Question on The Theorem of Existence and Uniqueness of The Solutions to Sylvester Equations

46 Views Asked by At

Background

I am self-studying linear algebra, and I got stuck on some steps of the proof of the following theorem:

Theorem$\quad$ Let $A$ be an $n \times n$ complex matrix and $B$ be an $m \times m$ complex matrix. For any $n \times m$ complex matrix $C$, the Sylvester equation $AX+XB=C$ has a unique solution $X$, which is an $n \times m$ complex matrix, if and only if $A$ and $-B$ do not share any eigenvalue.

Here is the proof:

Proof$\quad$ The equation $AX+XB=C$ is a linear system with $mn$ unknowns and $mn$ equations. Hence, it is uniquely solvable for any given $C$ if and only if the homogeneous equation $AX+XB=0$ admits only the trivial solution.

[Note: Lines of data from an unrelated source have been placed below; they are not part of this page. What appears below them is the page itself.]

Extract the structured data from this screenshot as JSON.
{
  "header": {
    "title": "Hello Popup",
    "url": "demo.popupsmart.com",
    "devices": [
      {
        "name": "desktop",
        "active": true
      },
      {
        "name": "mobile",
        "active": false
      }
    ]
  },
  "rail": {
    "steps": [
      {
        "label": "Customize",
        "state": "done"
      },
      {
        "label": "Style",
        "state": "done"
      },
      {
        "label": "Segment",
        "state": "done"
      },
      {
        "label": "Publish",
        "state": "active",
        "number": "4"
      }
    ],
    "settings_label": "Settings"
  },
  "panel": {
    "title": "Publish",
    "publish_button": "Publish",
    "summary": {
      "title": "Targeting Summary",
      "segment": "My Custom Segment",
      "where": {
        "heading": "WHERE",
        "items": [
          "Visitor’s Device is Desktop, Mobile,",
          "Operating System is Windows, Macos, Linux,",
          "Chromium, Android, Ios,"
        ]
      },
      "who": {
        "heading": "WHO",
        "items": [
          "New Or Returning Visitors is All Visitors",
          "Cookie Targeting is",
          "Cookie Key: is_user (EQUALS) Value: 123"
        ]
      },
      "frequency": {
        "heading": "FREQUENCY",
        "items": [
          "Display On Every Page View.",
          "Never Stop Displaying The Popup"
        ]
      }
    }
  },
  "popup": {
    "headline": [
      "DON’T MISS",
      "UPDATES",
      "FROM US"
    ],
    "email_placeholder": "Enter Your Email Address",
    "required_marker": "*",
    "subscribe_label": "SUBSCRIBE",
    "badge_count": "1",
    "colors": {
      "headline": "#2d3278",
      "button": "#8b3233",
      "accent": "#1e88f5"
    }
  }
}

First suppose that $A$ and $-B$ do not share any eigenvalue. Let $X$ be a solution to the homogeneous system $AX+XB=0$. Then $AX=X(-B)$. Since \begin{align*} &A(AX) = A(X(-B))\\ \implies\ &(AA)X = (AX)(-B) = (X(-B))(-B) = X((-B)(-B))\\ \implies\ &A^2X = X(-B)^2, \end{align*} by mathematical induction, we have $A^kX=X(-B)^k$ for each $k\in\mathbb{N}$. Then, $p(A)X = Xp(-B)$ for any polynomial $p$. In particular, let $p$ be the characteristic polynomial of $A$; that is, let $p(r) = det(A-rI)$. Then, $p(A) = 0$. If $E$ is any square matrix, let $\sigma(E)$ denote the set of eigenvalues of $E$. Then, $\sigma(p(-B)) = p(\sigma(-B))$. Since $A$ and $-B$ do not share any eigenvalue, $p(\sigma(-B))$ does not contain zero, and hence, $p(-B)$ is nonsigular. Thus, $X$ is the zero matrix.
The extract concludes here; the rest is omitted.